For the prime minister, Europe's lack of investment in renewable energy is striking at a time when Russian gas supplies are at risk.

Prime minister António Costa argues that, considering the country’s water, solar and wind resources, and successive investments in renewable energy, Portugal has the capacity to produce the energy it consumes – and, in the future, export it to other countries.

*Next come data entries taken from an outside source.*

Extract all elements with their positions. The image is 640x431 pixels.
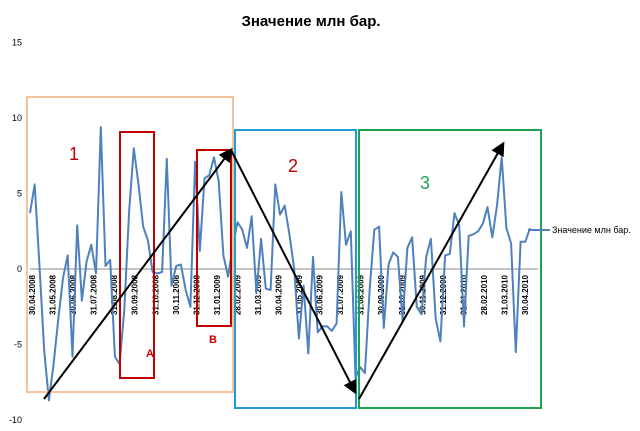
x-tick-label: 31.07.2008 [90,274,99,315]
box-1-label: 1 [69,144,79,164]
x-axis-tick-labels: 30.04.2008 31.05.2008 30.06.2008 31.07.2008… [28,274,530,315]
x-tick-label: 31.03.2010 [500,274,509,315]
y-tick-label: 10 [12,113,22,123]
x-tick-label: 30.04.2008 [28,274,37,315]
y-tick-label: 0 [17,264,22,274]
x-tick-label: 31.05.2008 [49,274,58,315]
x-tick-label: 31.10.2008 [151,274,160,315]
chart-title: Значение млн бар. [241,13,380,30]
x-tick-label: 31.01.2009 [213,274,222,315]
arrow-up-3 [358,141,505,400]
x-tick-label: 31.03.2009 [254,274,263,315]
arrow-up-1 [43,147,233,400]
y-tick-label: -10 [9,415,22,425]
x-tick-label: 30.04.2010 [521,274,530,315]
x-tick-label: 31.01.2010 [459,274,468,315]
x-tick-label: 30.06.2008 [69,274,78,315]
series-line [29,126,531,402]
box-3 [358,129,542,409]
box-b [196,149,232,327]
x-tick-label: 30.11.2008 [172,274,181,314]
box-a-label: A [146,348,154,360]
x-tick-label: 28.02.2010 [480,274,489,315]
x-tick-label: 31.05.2009 [295,274,304,315]
y-tick-label: 15 [12,38,22,48]
box-2 [234,129,357,409]
x-tick-label: 31.10.2009 [398,274,407,315]
x-tick-label: 31.08.2008 [110,274,119,315]
x-tick-label: 30.09.2008 [131,274,140,315]
box-a [119,131,155,379]
y-axis-ticks: 15 10 5 0 -5 -10 [9,38,22,426]
box-1 [26,96,234,393]
x-tick-label: 31.08.2009 [357,274,366,315]
box-b-label: B [209,334,217,346]
box-2-label: 2 [288,156,298,176]
x-tick-label: 30.06.2009 [316,274,325,315]
arrow-down-2 [230,149,357,395]
box-3-label: 3 [420,173,430,193]
x-tick-label: 28.02.2009 [233,274,242,315]
y-tick-label: -5 [14,340,22,350]
x-tick-label: 30.04.2009 [275,274,284,315]
legend-label: Значение млн бар. [552,225,631,235]
y-tick-label: 5 [17,189,22,199]
x-tick-label: 31.07.2009 [336,274,345,315]
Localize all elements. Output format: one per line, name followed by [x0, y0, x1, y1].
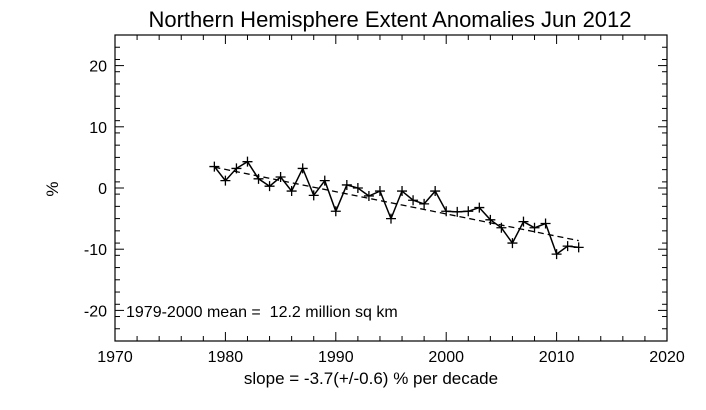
x-tick-label: 1990	[318, 349, 354, 366]
data-point-marker	[408, 195, 419, 206]
data-point-marker	[330, 206, 341, 217]
data-point-marker	[529, 222, 540, 233]
data-point-marker	[264, 181, 275, 192]
data-point-marker	[419, 198, 430, 209]
x-tick-label: 1970	[97, 349, 133, 366]
y-tick-label: -10	[84, 242, 107, 259]
x-tick-label: 2000	[428, 349, 464, 366]
y-tick-label: 0	[98, 181, 107, 198]
plot-frame	[114, 34, 668, 342]
data-point-marker	[507, 238, 518, 249]
data-point-marker	[297, 163, 308, 174]
y-tick-label: 20	[89, 59, 107, 76]
data-point-marker	[253, 173, 264, 184]
x-axis-label: slope = -3.7(+/-0.6) % per decade	[244, 369, 498, 388]
data-point-marker	[341, 179, 352, 190]
y-tick-label: -20	[84, 303, 107, 320]
x-tick-label: 1980	[208, 349, 244, 366]
chart-title: Northern Hemisphere Extent Anomalies Jun…	[148, 7, 631, 32]
data-point-marker	[397, 186, 408, 197]
data-point-marker	[209, 161, 220, 172]
data-point-marker	[363, 190, 374, 201]
data-point-marker	[231, 163, 242, 174]
data-point-marker	[242, 156, 253, 167]
mean-annotation: 1979-2000 mean = 12.2 million sq km	[126, 304, 398, 321]
series-layer	[209, 156, 584, 260]
axis-ticks	[114, 34, 668, 342]
data-point-marker	[485, 214, 496, 225]
data-point-marker	[562, 241, 573, 252]
data-point-marker	[540, 218, 551, 229]
x-tick-label: 2020	[649, 349, 685, 366]
data-point-marker	[463, 206, 474, 217]
data-point-marker	[496, 222, 507, 233]
data-point-marker	[452, 206, 463, 217]
data-point-marker	[518, 216, 529, 227]
y-tick-label: 10	[89, 120, 107, 137]
data-point-marker	[286, 186, 297, 197]
data-point-marker	[319, 175, 330, 186]
data-point-marker	[573, 242, 584, 253]
data-point-marker	[386, 213, 396, 224]
x-tick-label: 2010	[539, 349, 575, 366]
data-point-marker	[352, 183, 363, 193]
data-point-marker	[551, 249, 562, 260]
data-point-marker	[474, 202, 485, 213]
data-point-marker	[430, 186, 441, 197]
data-point-marker	[275, 171, 286, 182]
data-point-marker	[220, 175, 231, 186]
anomaly-line	[213, 160, 579, 256]
data-point-marker	[308, 190, 319, 201]
data-point-marker	[374, 186, 385, 197]
data-point-marker	[441, 206, 452, 217]
y-axis-label: %	[43, 181, 62, 196]
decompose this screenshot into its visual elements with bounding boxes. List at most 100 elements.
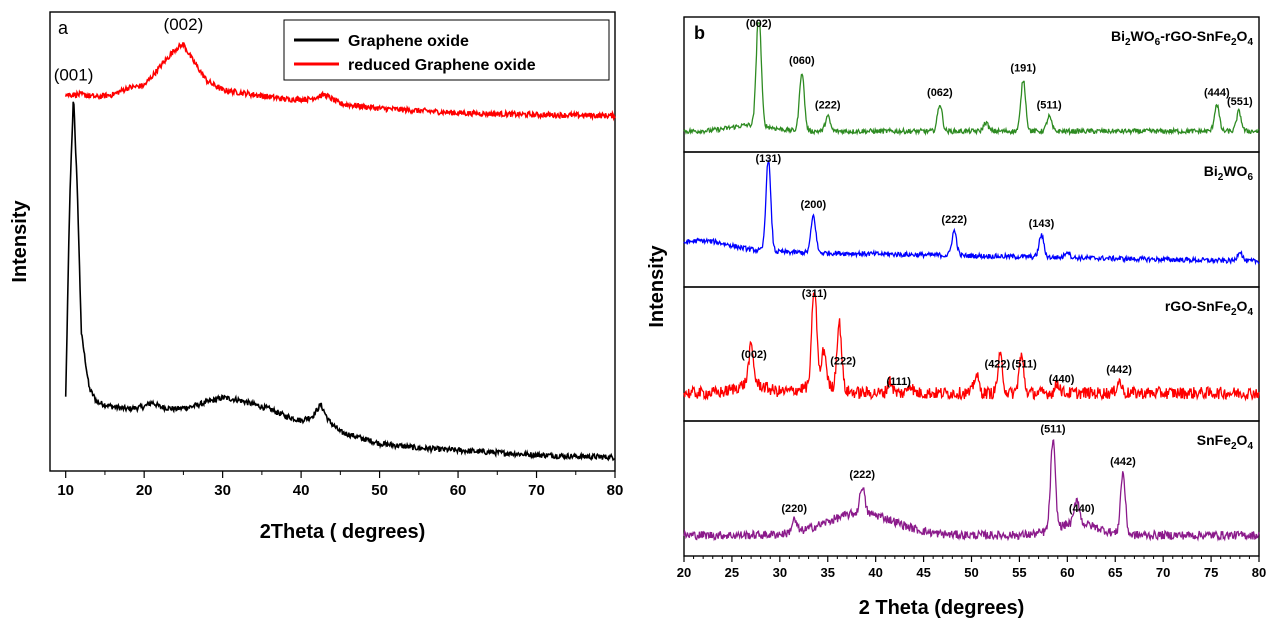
- tag-text: rGO-SnFe: [1165, 298, 1231, 314]
- panel-a-frame: [49, 11, 616, 472]
- panel-b-peak-label: (222): [830, 355, 856, 367]
- panel-b-series-tag: rGO-SnFe2O4: [1165, 298, 1254, 318]
- panel-a-x-tick-label: 10: [57, 482, 74, 499]
- panel-b-y-axis-label: Intensity: [646, 245, 668, 328]
- panel-a-x-tick-label: 50: [371, 482, 388, 499]
- panel-a-x-tick-label: 70: [528, 482, 545, 499]
- legend-box: [283, 19, 610, 81]
- panel-b-peak-label: (511): [1040, 424, 1065, 436]
- tag-text: WO: [1223, 163, 1247, 179]
- panel-b-series-tag: Bi2WO6: [1204, 163, 1254, 183]
- panel-b-peak-label: (002): [746, 18, 772, 30]
- panel-b-series-tags: Bi2WO6-rGO-SnFe2O4Bi2WO6rGO-SnFe2O4SnFe2…: [1111, 28, 1253, 452]
- reduced-graphene-oxide-curve: [64, 41, 616, 122]
- panel-a-x-tick-label: 60: [450, 482, 467, 499]
- tag-subscript: 6: [1247, 172, 1253, 183]
- panel-a-x-tick-label: 40: [293, 482, 310, 499]
- panel-a-annotations: (002) (001): [54, 15, 204, 84]
- panel-b-peak-label: (442): [1110, 456, 1136, 468]
- tag-text: O: [1237, 432, 1248, 448]
- panel-b-peak-label: (062): [927, 87, 953, 99]
- tag-subscript: 4: [1247, 441, 1253, 452]
- panel-b-peak-label: (191): [1010, 63, 1036, 75]
- panel-b-x-tick-label: 20: [677, 565, 691, 580]
- panel-b-peak-label: (220): [781, 503, 807, 515]
- panel-a: 10 20 30 40 50 60 70 80 (002) (001) Graphene oxi…: [9, 11, 623, 543]
- panel-b-series-tag: Bi2WO6-rGO-SnFe2O4: [1111, 28, 1253, 48]
- panel-a-x-ticks: 10 20 30 40 50 60 70 80: [57, 471, 623, 499]
- panel-b-peak-label: (311): [802, 288, 827, 300]
- panel-b-peak-label: (511): [1012, 358, 1037, 370]
- panel-b-letter: b: [694, 23, 705, 43]
- panel-b-x-tick-label: 25: [725, 565, 739, 580]
- panel-b-peak-label: (200): [801, 199, 827, 211]
- tag-text: WO: [1131, 28, 1155, 44]
- panel-a-letter: a: [58, 18, 69, 38]
- tag-subscript: 2: [1231, 37, 1237, 48]
- legend-label: reduced Graphene oxide: [348, 57, 536, 74]
- panel-b-curve: [683, 22, 1260, 137]
- panel-b-x-tick-label: 35: [821, 565, 835, 580]
- panel-a-x-tick-label: 80: [607, 482, 624, 499]
- panel-b-curve: [683, 292, 1260, 402]
- tag-text: Bi: [1204, 163, 1218, 179]
- panel-b-peak-label: (440): [1049, 373, 1075, 385]
- legend-label: Graphene oxide: [348, 33, 469, 50]
- panel-b-peak-label: (222): [815, 99, 841, 111]
- tag-text: O: [1237, 298, 1248, 314]
- panel-b-x-tick-label: 75: [1204, 565, 1218, 580]
- panel-a-x-axis-label: 2Theta ( degrees): [260, 521, 426, 543]
- panel-b-peak-label: (143): [1029, 218, 1055, 230]
- panel-b-series-tag: SnFe2O4: [1197, 432, 1254, 452]
- panel-b-x-tick-label: 50: [964, 565, 978, 580]
- panel-b-subpanel-frames: [683, 16, 1260, 557]
- panel-b-x-axis-label: 2 Theta (degrees): [859, 597, 1025, 619]
- panel-b-peak-label: (060): [789, 55, 815, 67]
- panel-a-peak-label: (002): [164, 15, 204, 34]
- tag-subscript: 2: [1218, 172, 1224, 183]
- panel-b-x-tick-label: 70: [1156, 565, 1170, 580]
- panel-b-x-tick-label: 40: [868, 565, 882, 580]
- tag-text: -rGO-SnFe: [1160, 28, 1231, 44]
- panel-a-x-tick-label: 20: [136, 482, 153, 499]
- panel-b-x-tick-label: 30: [773, 565, 787, 580]
- panel-b-peak-label: (222): [849, 469, 875, 481]
- panel-a-peak-label: (001): [54, 66, 94, 85]
- tag-subscript: 2: [1125, 37, 1131, 48]
- panel-b-peak-label: (511): [1037, 99, 1062, 111]
- tag-subscript: 2: [1231, 441, 1237, 452]
- panel-b-x-tick-label: 45: [916, 565, 930, 580]
- panel-b-peak-label: (222): [941, 214, 967, 226]
- panel-b-annotations: (002) (060) (222) (062) (191) (511) (444)(551)…: [741, 18, 1253, 515]
- panel-b-x-tick-label: 65: [1108, 565, 1122, 580]
- panel-b-peak-label: (422): [985, 358, 1011, 370]
- panel-b-x-tick-label: 80: [1252, 565, 1266, 580]
- panel-b: 20 25 30 35 40 45 50 55 60 65 70 75 80 (002) (060) (22…: [646, 16, 1266, 619]
- panel-b-x-tick-label: 55: [1012, 565, 1026, 580]
- tag-subscript: 2: [1231, 307, 1237, 318]
- panel-a-y-axis-label: Intensity: [9, 200, 31, 283]
- panel-b-x-tick-label: 60: [1060, 565, 1074, 580]
- panel-b-x-ticks: 20 25 30 35 40 45 50 55 60 65 70 75 80: [677, 556, 1266, 580]
- tag-text: O: [1237, 28, 1248, 44]
- panel-a-x-tick-label: 30: [214, 482, 231, 499]
- panel-b-peak-label: (131): [755, 153, 781, 165]
- panel-b-peak-label: (002): [741, 349, 767, 361]
- tag-subscript: 4: [1247, 37, 1253, 48]
- panel-b-peak-label: (551): [1227, 96, 1253, 108]
- panel-b-peak-label: (444): [1204, 87, 1230, 99]
- panel-b-peak-label: (111): [886, 376, 911, 388]
- tag-text: Bi: [1111, 28, 1125, 44]
- panel-b-peak-label: (440): [1069, 503, 1095, 515]
- panel-b-curve: [683, 159, 1260, 266]
- panel-b-curve: [683, 439, 1260, 542]
- panel-a-curves: [64, 41, 616, 462]
- tag-text: SnFe: [1197, 432, 1231, 448]
- tag-subscript: 4: [1247, 307, 1253, 318]
- panel-b-peak-label: (442): [1106, 364, 1132, 376]
- graphene-oxide-curve: [64, 101, 615, 462]
- panel-a-legend: Graphene oxide reduced Graphene oxide: [283, 19, 610, 81]
- tag-subscript: 6: [1155, 37, 1161, 48]
- panel-b-curves: [683, 22, 1260, 542]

“We don’t have natural gas, oil, or fossil fuels and so we import all that energy. But we have water resources, solar, wind, and we can be us to produce the energy that we consume, and one day produce energy to become exporters,” he said this Monday, during the inauguration of Iberdrola’s gigabattery in Tâmega, referring to this investment as the energy production capacity that Portugal may come to have. “This gigabattery allows us to produce energy and import 160,000 tonnes less oil than we would have to import to produce the same amount of energy,” he stressed.

As well as oil, the 1.5 billion investment in the three dams and hydroelectric power plants of the Spanish energy company will produce energy equivalent to the Sines coal plant that was closed last year. Portugal “is free to produce energy based on coal,” he noted, adding that coal also had to be imported in order to produce energy from that source.

At the same time, Costa once again criticised some European countries for their lack of investment in renewable energy, demarcating himself from that reality by stressing that “Portugal is not dependent on Russia” for energy supply, a different reality from the European Union, which “depends a lot” on Moscow at a time when the supply of gas for next winter, through the Nord Stream gas pipeline, is at risk.